Blind Date
By Timothy Liu
He slept with his back
towards me, a ladder
I’d learn to climb
even if it took till dawn—
we who wanted to live
past the expiration
date that was printed
on the condom wrapper
neither of us had
wanted to tear open—
Do Not Disturb
By Timothy Liu
Offshore salt lapping up against a lighthouse flashing red,
my husband next to me in a waterbed by the sea
with “Do Not Disturb” signs hung on every door—
my lover on the other side of the ocean, unable to tell
if the fog will roll out as the day’s first headlights
make their way down a coastal road as he texts me
a face I cannot touch, a mystical rose that keeps its own
scent. What good would it do to say I miss him
when saying nothing makes me miss him all the more?
I Need Your Body Near Me
By Timothy Liu
An ocean is nothing, there is no separation
between two lovers. And I knew just what
it took: six hours, two meals with a movie
in between, blinders over eyes, plugs in ears
as I tried to get some sleep. When I awoke,
I knew I’d crossed more than a time zone
for my body was always nearer to yours
than anyone else’s still sleeping in your bed—
About the Poet
Timothy Liu (Liu Ti Mo) was born in 1965 in San Jose, California, to parents from the Chinese mainland. He studied at Brigham Young University, the University of Houston, and the University of Massachusetts at Amherst.
He is the author of Luminous Debris: New & Selected Legerdemain 1992-2017 (Barrow Street Books, 2018); Kingdom Come: A Fantasia (Talisman House, 2017); Don’t Go Back To Sleep (Saturnalia, 2014); Polytheogamy (Saturnalia, 2009); Bending the Mind Around the Dream’s Blown Fuse (Talisman House, 2009); For Dust Thou Art (Southern Illinois University Press, 2005); Of Thee I Sing (University of Georgia Press, 2004), selected by Publishers Weekly as a 2004 Book-of-the-Year; Hard Evidence (Talisman House, 2001); Say Goodnight (Copper Canyon Press, 1998); Burnt Offerings (Copper Canyon Press, 1995); and Vox Angelica (Alice James Books, 1992), which won the Poetry Society of America’s Norma Farber First Book Award.
About Liu’s work, the poet Fanny Howe has said, “Timothy Liu writes out of an angry materialism, ill-fitting body, disappointment at every turn.
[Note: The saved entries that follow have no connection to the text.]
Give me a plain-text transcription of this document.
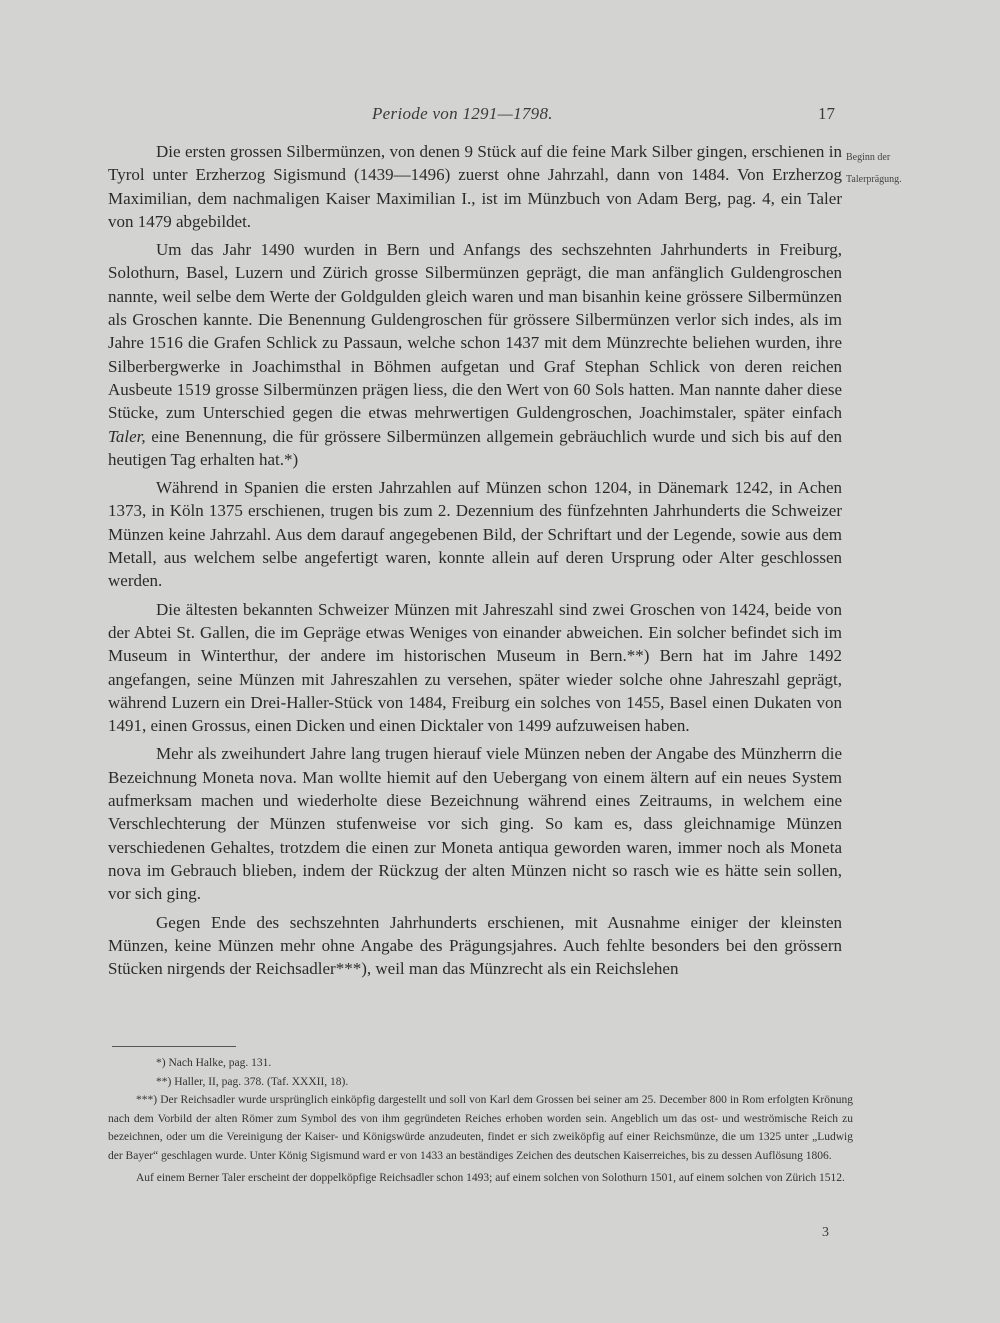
Periode von 1291—1798.	17
Beginn der Talerprägung.

Die ersten grossen Silbermünzen, von denen 9 Stück auf die feine Mark Silber gingen, erschienen in Tyrol unter Erzherzog Sigismund (1439—1496) zuerst ohne Jahrzahl, dann von 1484. Von Erzherzog Maximilian, dem nachmaligen Kaiser Maximilian I., ist im Münzbuch von Adam Berg, pag. 4, ein Taler von 1479 abgebildet.

Um das Jahr 1490 wurden in Bern und Anfangs des sechszehnten Jahrhunderts in Freiburg, Solothurn, Basel, Luzern und Zürich grosse Silbermünzen geprägt, die man anfänglich Guldengroschen nannte, weil selbe dem Werte der Goldgulden gleich waren und man bisanhin keine grössere Silbermünzen als Groschen kannte. Die Benennung Guldengroschen für grössere Silbermünzen verlor sich indes, als im Jahre 1516 die Grafen Schlick zu Passaun, welche schon 1437 mit dem Münzrechte beliehen wurden, ihre Silberbergwerke in Joachimsthal in Böhmen aufgetan und Graf Stephan Schlick von deren reichen Ausbeute 1519 grosse Silbermünzen prägen liess, die den Wert von 60 Sols hatten. Man nannte daher diese Stücke, zum Unterschied gegen die etwas mehrwertigen Guldengroschen, Joachimstaler, später einfach Taler, eine Benennung, die für grössere Silbermünzen allgemein gebräuchlich wurde und sich bis auf den heutigen Tag erhalten hat.*)

Während in Spanien die ersten Jahrzahlen auf Münzen schon 1204, in Dänemark 1242, in Achen 1373, in Köln 1375 erschienen, trugen bis zum 2. Dezennium des fünfzehnten Jahrhunderts die Schweizer Münzen keine Jahrzahl. Aus dem darauf angegebenen Bild, der Schriftart und der Legende, sowie aus dem Metall, aus welchem selbe angefertigt waren, konnte allein auf deren Ursprung oder Alter geschlossen werden.

Die ältesten bekannten Schweizer Münzen mit Jahreszahl sind zwei Groschen von 1424, beide von der Abtei St. Gallen, die im Gepräge etwas Weniges von einander abweichen. Ein solcher befindet sich im Museum in Winterthur, der andere im historischen Museum in Bern.**) Bern hat im Jahre 1492 angefangen, seine Münzen mit Jahreszahlen zu versehen, später wieder solche ohne Jahreszahl geprägt, während Luzern ein Drei-Haller-Stück von 1484, Freiburg ein solches von 1455, Basel einen Dukaten von 1491, einen Grossus, einen Dicken und einen Dicktaler von 1499 aufzuweisen haben.

Mehr als zweihundert Jahre lang trugen hierauf viele Münzen neben der Angabe des Münzherrn die Bezeichnung Moneta nova. Man wollte hiemit auf den Uebergang von einem ältern auf ein neues System aufmerksam machen und wiederholte diese Bezeichnung während eines Zeitraums, in welchem eine Verschlechterung der Münzen stufenweise vor sich ging. So kam es, dass gleichnamige Münzen verschiedenen Gehaltes, trotzdem die einen zur Moneta antiqua geworden waren, immer noch als Moneta nova im Gebrauch blieben, indem der Rückzug der alten Münzen nicht so rasch wie es hätte sein sollen, vor sich ging.

Gegen Ende des sechszehnten Jahrhunderts erschienen, mit Ausnahme einiger der kleinsten Münzen, keine Münzen mehr ohne Angabe des Prägungsjahres. Auch fehlte besonders bei den grössern Stücken nirgends der Reichsadler***), weil man das Münzrecht als ein Reichslehen

*) Nach Halke, pag. 131.

**) Haller, II, pag. 378. (Taf. XXXII, 18).

***) Der Reichsadler wurde ursprünglich einköpfig dargestellt und soll von Karl dem Grossen bei seiner am 25. December 800 in Rom erfolgten Krönung nach dem Vorbild der alten Römer zum Symbol des von ihm gegründeten Reiches erhoben worden sein. Angeblich um das ost- und weströmische Reich zu bezeichnen, oder um die Vereinigung der Kaiser- und Königswürde anzudeuten, findet er sich zweiköpfig auf einer Reichsmünze, die um 1325 unter „Ludwig der Bayer“ geschlagen wurde. Unter König Sigismund ward er von 1433 an beständiges Zeichen des deutschen Kaiserreiches, bis zu dessen Auflösung 1806.

Auf einem Berner Taler erscheint der doppelköpfige Reichsadler schon 1493; auf einem solchen von Solothurn 1501, auf einem solchen von Zürich 1512.

3
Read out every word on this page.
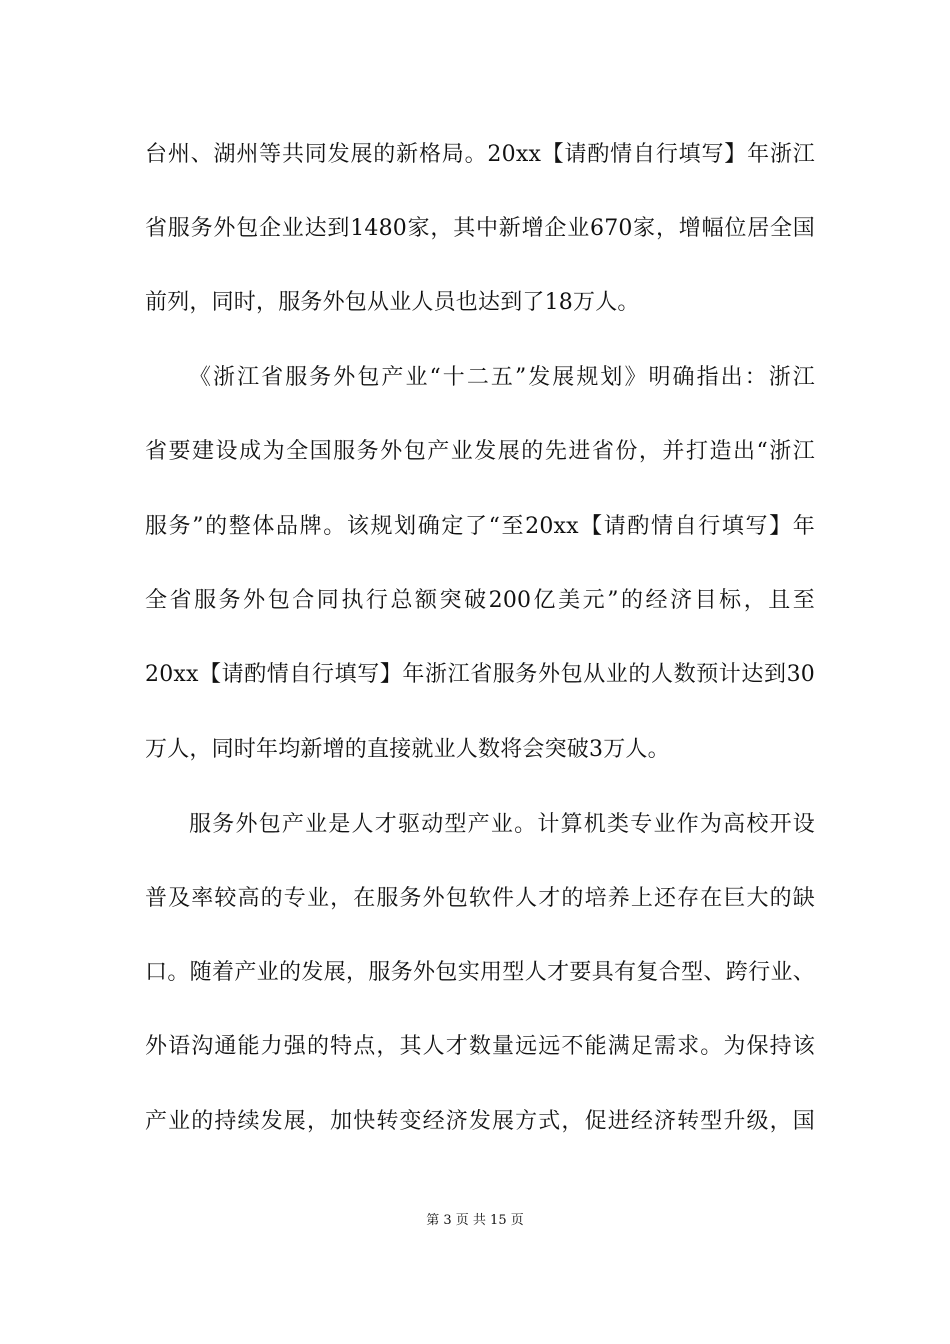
台州、湖州等共同发展的新格局。20xx【请酌情自行填写】年浙江
省服务外包企业达到1480家，其中新增企业670家，增幅位居全国
前列，同时，服务外包从业人员也达到了18万人。
《浙江省服务外包产业“十二五”发展规划》明确指出：浙江
省要建设成为全国服务外包产业发展的先进省份，并打造出“浙江
服务”的整体品牌。该规划确定了“至20xx【请酌情自行填写】年
全省服务外包合同执行总额突破200亿美元”的经济目标，且至
20xx【请酌情自行填写】年浙江省服务外包从业的人数预计达到30
万人，同时年均新增的直接就业人数将会突破3万人。
服务外包产业是人才驱动型产业。计算机类专业作为高校开设
普及率较高的专业，在服务外包软件人才的培养上还存在巨大的缺
口。随着产业的发展，服务外包实用型人才要具有复合型、跨行业、
外语沟通能力强的特点，其人才数量远远不能满足需求。为保持该
产业的持续发展，加快转变经济发展方式，促进经济转型升级，国
第 3 页 共 15 页
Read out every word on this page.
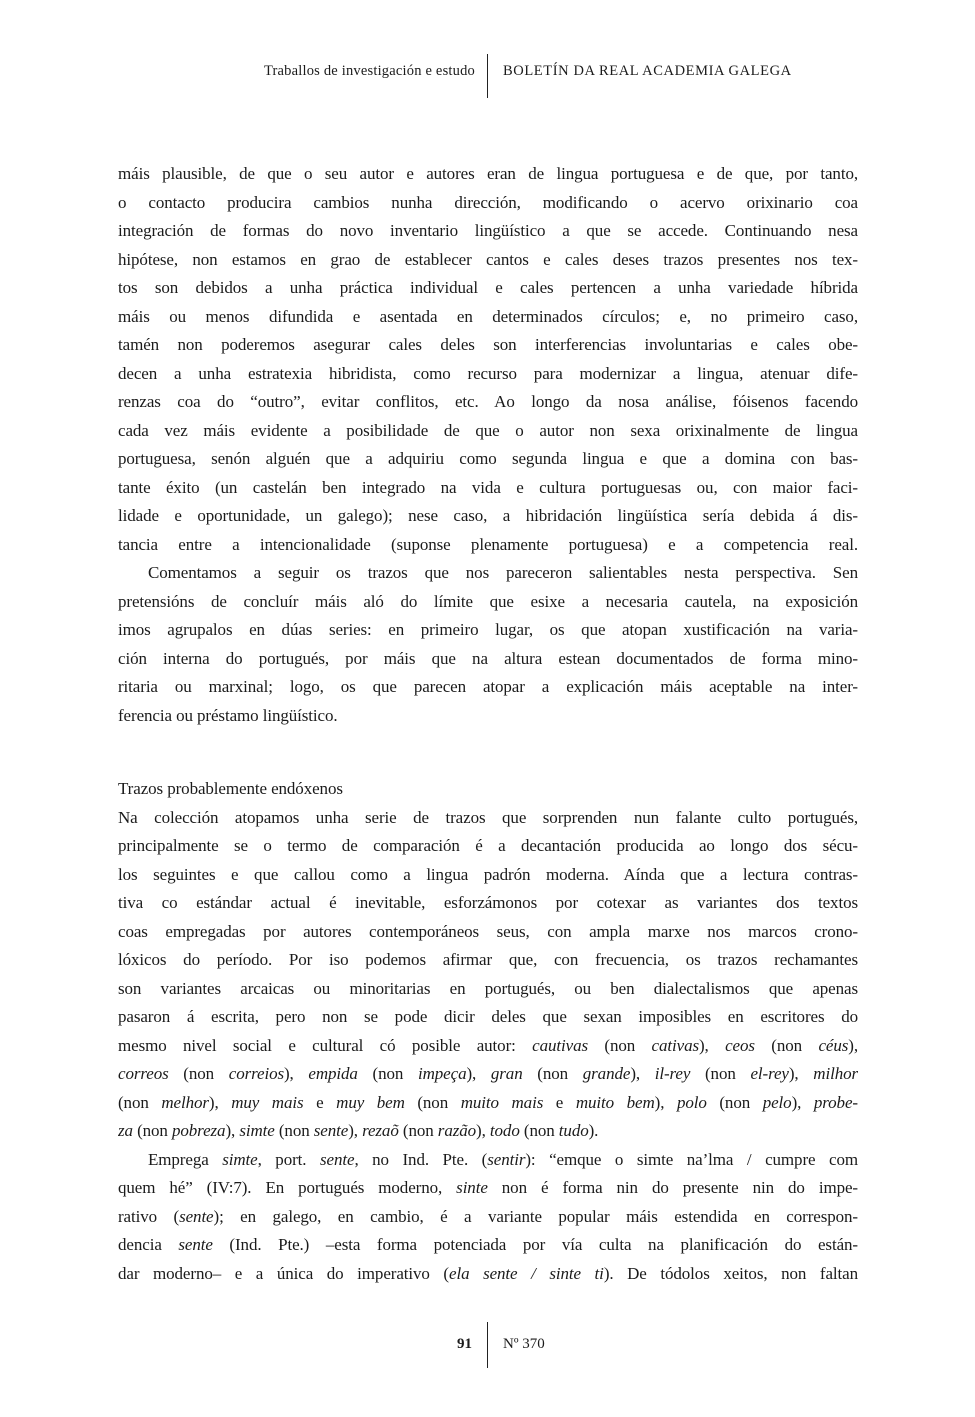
Traballos de investigación e estudo BOLETÍN DA REAL ACADEMIA GALEGA
máis plausible, de que o seu autor e autores eran de lingua portuguesa e de que, por tanto,
o contacto producira cambios nunha dirección, modificando o acervo orixinario coa
integración de formas do novo inventario lingüístico a que se accede. Continuando nesa
hipótese, non estamos en grao de establecer cantos e cales deses trazos presentes nos tex-
tos son debidos a unha práctica individual e cales pertencen a unha variedade híbrida
máis ou menos difundida e asentada en determinados círculos; e, no primeiro caso,
tamén non poderemos asegurar cales deles son interferencias involuntarias e cales obe-
decen a unha estratexia hibridista, como recurso para modernizar a lingua, atenuar dife-
renzas coa do “outro”, evitar conflitos, etc. Ao longo da nosa análise, fóisenos facendo
cada vez máis evidente a posibilidade de que o autor non sexa orixinalmente de lingua
portuguesa, senón alguén que a adquiriu como segunda lingua e que a domina con bas-
tante éxito (un castelán ben integrado na vida e cultura portuguesas ou, con maior faci-
lidade e oportunidade, un galego); nese caso, a hibridación lingüística sería debida á dis-
tancia entre a intencionalidade (suponse plenamente portuguesa) e a competencia real.
Comentamos a seguir os trazos que nos pareceron salientables nesta perspectiva. Sen
pretensións de concluír máis aló do límite que esixe a necesaria cautela, na exposición
imos agrupalos en dúas series: en primeiro lugar, os que atopan xustificación na varia-
ción interna do portugués, por máis que na altura estean documentados de forma mino-
ritaria ou marxinal; logo, os que parecen atopar a explicación máis aceptable na inter-
ferencia ou préstamo lingüístico.
Trazos probablemente endóxenos
Na colección atopamos unha serie de trazos que sorprenden nun falante culto portugués,
principalmente se o termo de comparación é a decantación producida ao longo dos sécu-
los seguintes e que callou como a lingua padrón moderna. Aínda que a lectura contras-
tiva co estándar actual é inevitable, esforzámonos por cotexar as variantes dos textos
coas empregadas por autores contemporáneos seus, con ampla marxe nos marcos crono-
lóxicos do período. Por iso podemos afirmar que, con frecuencia, os trazos rechamantes
son variantes arcaicas ou minoritarias en portugués, ou ben dialectalismos que apenas
pasaron á escrita, pero non se pode dicir deles que sexan imposibles en escritores do
mesmo nivel social e cultural có posible autor: cautivas (non cativas), ceos (non céus),
correos (non correios), empida (non impeça), gran (non grande), il-rey (non el-rey), milhor
(non melhor), muy mais e muy bem (non muito mais e muito bem), polo (non pelo), probe-
za (non pobreza), simte (non sente), rezaõ (non razão), todo (non tudo).
Emprega simte, port. sente, no Ind. Pte. (sentir): “emque o simte na’lma / cumpre com
quem hé” (IV:7). En portugués moderno, sinte non é forma nin do presente nin do impe-
rativo (sente); en galego, en cambio, é a variante popular máis estendida en correspon-
dencia sente (Ind. Pte.) –esta forma potenciada por vía culta na planificación do están-
dar moderno– e a única do imperativo (ela sente / sinte ti). De tódolos xeitos, non faltan
91 Nº 370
He takes on his point of view wholeheartedly and compresses the consequences into phrases that echo and mimic each other, thereby increasing the sensation of claustrophobia and fever.”
Liu’s honors and awards include a Pushcart Prize and the Open Book Beyond Margins Award. He is also the editor of Word of Mouth: An Anthology of Gay American Poetry, (Talisman House, 2000).
He has served as a core faculty member at Bennington College’s Writing Seminars and is currently an associate professor at William Paterson University. He lives in Manhattan.
August 24th, 2021 at 11:25 am
My gosh, what great and powerful images through his words! Thank you! I love the “Blind Date” poem best of all with the image you included! I would love to be a ladder someone would climb up and down!
August 24th, 2021 at 11:27 am
I thought these were great poems too. I’m glad you approved of the image I used. I had a lot of debate about what the best image would be for these poems.